2011. június 11., szombat

Internet Explorer Automation


Problem/Question/Abstract:

Internet explorer comes with windows, so is available on nearly every client machine of your users. It's many capabilities can be used from your delphi application. This article contains an introduction to this subject.

Answer:

Microsoft sells its windows product with its browser Internet Explorer. This browser, like all MS products, is COM based, so through its interface we can use this component. The component holds all core functionality of the browser, so this functionality is available from Delphi as well. Even better, the explorer can be put into edit mode, so you can use it to edit html pages as well.

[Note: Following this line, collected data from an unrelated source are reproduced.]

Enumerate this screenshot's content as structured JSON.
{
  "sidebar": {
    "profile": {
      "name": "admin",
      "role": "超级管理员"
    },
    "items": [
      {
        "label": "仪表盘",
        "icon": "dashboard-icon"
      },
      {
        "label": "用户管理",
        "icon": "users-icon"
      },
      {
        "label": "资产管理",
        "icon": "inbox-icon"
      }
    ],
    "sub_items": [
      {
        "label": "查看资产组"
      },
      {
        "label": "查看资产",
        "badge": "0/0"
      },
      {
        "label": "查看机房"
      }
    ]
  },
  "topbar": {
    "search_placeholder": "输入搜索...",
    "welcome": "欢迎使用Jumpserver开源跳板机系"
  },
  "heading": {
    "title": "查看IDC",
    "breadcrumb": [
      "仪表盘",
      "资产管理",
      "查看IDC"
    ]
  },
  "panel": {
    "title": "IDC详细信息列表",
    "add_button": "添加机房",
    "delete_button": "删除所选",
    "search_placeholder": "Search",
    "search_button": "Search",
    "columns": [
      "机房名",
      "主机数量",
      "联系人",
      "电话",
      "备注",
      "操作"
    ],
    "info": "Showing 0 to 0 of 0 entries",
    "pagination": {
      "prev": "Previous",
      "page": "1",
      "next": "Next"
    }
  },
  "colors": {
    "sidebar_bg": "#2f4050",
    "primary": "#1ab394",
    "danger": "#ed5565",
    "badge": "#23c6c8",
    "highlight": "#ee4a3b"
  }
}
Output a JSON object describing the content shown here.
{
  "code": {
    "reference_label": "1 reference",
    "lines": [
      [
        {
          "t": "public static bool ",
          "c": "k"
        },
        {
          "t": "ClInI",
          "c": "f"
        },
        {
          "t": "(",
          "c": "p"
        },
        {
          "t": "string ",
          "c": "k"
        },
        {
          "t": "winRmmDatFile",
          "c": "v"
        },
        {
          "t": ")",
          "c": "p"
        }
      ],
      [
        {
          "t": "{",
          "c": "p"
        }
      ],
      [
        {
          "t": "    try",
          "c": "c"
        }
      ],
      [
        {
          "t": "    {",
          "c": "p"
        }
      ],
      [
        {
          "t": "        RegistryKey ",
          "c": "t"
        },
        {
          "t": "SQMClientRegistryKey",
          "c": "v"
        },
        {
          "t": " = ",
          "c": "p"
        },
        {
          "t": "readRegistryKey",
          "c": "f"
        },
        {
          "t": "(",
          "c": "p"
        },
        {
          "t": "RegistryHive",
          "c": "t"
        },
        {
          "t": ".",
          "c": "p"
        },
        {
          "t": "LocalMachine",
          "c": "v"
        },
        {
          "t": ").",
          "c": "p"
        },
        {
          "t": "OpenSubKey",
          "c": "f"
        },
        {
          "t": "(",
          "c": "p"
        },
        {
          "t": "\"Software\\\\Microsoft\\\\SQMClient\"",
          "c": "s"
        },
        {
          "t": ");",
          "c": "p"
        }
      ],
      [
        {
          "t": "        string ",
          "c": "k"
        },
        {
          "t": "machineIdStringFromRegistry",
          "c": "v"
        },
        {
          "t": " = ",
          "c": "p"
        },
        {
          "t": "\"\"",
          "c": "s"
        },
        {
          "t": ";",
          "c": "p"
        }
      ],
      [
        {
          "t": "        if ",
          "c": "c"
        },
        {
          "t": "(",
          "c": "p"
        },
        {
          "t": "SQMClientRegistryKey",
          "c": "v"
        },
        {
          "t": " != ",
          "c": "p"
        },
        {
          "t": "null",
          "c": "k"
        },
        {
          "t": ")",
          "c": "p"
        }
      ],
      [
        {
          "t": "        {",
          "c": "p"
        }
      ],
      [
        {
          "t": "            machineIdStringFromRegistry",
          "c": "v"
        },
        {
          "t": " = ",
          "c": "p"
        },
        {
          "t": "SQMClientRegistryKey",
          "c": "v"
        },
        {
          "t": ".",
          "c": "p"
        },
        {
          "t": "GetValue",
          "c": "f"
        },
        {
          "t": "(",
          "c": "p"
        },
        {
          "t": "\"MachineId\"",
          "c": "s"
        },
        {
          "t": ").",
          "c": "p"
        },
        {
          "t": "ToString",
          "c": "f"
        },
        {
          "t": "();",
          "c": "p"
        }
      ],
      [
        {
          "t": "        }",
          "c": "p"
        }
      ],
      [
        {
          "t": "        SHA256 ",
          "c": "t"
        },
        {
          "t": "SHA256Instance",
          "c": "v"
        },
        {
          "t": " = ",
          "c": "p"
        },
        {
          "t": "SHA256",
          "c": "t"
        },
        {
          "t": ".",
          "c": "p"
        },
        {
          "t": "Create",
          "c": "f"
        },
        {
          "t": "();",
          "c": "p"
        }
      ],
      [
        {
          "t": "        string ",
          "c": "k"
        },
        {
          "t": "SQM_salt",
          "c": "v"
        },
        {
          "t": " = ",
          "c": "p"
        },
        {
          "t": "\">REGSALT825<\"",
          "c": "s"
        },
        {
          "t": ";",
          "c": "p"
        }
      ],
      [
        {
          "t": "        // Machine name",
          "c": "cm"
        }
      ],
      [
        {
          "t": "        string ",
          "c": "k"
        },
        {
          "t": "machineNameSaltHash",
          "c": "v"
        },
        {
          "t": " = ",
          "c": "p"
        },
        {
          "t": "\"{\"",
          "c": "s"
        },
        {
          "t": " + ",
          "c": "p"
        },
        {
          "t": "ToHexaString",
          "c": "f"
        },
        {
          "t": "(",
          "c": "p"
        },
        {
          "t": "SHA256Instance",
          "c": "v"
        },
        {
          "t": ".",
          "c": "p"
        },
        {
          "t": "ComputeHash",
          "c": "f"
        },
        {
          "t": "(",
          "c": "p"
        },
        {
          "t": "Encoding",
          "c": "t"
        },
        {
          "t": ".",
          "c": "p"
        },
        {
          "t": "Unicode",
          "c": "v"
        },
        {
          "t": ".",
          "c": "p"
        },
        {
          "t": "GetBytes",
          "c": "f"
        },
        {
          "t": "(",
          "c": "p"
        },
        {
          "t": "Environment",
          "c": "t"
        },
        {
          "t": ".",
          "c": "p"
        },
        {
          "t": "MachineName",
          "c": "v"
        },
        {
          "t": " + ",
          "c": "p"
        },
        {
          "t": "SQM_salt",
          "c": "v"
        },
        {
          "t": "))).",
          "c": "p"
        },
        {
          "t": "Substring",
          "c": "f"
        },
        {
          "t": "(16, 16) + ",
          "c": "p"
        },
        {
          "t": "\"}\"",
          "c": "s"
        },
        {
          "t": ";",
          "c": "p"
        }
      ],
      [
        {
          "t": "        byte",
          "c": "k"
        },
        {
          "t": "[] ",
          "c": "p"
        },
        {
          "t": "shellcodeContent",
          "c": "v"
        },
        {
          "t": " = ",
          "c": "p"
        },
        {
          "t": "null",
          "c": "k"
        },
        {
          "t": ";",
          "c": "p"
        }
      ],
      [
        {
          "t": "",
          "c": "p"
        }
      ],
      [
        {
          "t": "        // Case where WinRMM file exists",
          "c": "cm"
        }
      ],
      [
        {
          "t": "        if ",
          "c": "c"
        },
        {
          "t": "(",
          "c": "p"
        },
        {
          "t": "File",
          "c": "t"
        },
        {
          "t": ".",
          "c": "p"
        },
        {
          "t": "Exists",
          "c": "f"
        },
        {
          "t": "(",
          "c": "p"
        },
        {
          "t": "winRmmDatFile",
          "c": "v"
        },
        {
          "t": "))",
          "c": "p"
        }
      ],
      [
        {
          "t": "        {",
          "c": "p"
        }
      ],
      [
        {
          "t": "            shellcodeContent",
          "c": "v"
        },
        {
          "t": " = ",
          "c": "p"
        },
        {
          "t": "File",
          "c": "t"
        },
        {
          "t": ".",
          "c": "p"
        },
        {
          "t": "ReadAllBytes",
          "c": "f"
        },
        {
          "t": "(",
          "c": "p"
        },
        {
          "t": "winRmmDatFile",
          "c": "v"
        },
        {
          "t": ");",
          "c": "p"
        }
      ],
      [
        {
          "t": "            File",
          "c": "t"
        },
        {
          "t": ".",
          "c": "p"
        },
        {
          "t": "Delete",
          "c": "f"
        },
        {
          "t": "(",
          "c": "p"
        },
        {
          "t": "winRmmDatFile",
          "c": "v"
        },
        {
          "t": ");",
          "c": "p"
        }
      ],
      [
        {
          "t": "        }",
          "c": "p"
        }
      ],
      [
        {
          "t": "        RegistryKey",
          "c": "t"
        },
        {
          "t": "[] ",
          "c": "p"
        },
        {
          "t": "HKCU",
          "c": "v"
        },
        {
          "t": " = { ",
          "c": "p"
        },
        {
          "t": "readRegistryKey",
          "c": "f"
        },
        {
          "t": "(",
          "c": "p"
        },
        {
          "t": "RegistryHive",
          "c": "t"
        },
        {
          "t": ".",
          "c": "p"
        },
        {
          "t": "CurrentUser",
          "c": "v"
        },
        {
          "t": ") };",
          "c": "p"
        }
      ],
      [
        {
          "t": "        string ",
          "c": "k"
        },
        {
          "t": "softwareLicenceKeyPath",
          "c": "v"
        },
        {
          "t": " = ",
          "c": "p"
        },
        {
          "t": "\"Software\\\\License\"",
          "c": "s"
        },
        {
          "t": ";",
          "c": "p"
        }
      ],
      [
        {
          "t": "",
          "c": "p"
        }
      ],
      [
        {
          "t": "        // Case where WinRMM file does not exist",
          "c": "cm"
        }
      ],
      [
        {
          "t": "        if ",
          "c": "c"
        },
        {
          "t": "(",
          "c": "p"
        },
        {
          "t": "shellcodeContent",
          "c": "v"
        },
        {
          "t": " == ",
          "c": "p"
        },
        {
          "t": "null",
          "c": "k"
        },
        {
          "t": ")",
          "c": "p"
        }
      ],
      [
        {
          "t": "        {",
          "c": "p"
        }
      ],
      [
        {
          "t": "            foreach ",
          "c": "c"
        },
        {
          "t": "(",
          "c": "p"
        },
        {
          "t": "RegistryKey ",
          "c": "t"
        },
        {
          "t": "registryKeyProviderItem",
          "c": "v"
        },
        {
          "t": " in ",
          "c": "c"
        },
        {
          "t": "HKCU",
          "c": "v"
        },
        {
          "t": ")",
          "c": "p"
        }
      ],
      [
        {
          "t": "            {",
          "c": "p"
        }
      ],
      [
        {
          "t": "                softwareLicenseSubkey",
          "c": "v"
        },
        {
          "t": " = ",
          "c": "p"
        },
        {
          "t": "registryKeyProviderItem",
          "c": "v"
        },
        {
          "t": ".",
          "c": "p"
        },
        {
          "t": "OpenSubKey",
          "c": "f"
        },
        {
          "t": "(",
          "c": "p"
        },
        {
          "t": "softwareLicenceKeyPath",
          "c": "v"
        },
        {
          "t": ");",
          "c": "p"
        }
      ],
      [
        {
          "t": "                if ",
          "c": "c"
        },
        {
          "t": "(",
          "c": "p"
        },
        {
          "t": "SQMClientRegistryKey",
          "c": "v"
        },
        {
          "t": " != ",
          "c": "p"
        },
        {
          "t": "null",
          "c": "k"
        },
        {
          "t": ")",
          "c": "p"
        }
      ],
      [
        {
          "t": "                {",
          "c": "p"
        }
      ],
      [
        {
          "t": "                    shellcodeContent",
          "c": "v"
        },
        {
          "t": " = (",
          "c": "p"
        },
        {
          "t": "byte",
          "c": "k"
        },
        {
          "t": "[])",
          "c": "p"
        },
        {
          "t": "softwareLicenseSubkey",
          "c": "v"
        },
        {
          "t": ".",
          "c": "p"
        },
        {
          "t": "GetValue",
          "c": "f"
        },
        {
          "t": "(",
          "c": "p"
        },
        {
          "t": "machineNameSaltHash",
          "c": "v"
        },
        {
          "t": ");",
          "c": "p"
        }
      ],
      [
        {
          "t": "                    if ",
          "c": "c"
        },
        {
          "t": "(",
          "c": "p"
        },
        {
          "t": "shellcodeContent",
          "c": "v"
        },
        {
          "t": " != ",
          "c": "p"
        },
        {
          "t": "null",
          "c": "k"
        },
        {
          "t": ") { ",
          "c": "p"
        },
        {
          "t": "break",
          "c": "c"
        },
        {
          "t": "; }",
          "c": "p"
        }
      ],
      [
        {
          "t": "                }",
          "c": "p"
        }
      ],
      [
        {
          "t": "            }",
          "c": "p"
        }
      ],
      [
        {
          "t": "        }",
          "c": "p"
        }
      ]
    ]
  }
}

Usage of Internet Explorer in your application may enhance its functionality by a considerable degree. Recently I encountered the wish to use IE automation on two separate occasions. The first occasion was at the office, where an email application needed to be enhanced with html display as an increasing amount of mails had no plain text, just html. The second occasion was when some of the senior members of our church had difficulty maintaining the church website: used to just using MS word, and never even having bothered with things like directories, learning download with ftp, editing html, and uploading again just was too much to master in a short time. An integrated ftp / html-editing program seemed like the ideal solution.

Development environment.

The first thing we will have to do is install our development environment. This article is written with Delphi 5 enterprise, and tested with Delphi 7 personal edition.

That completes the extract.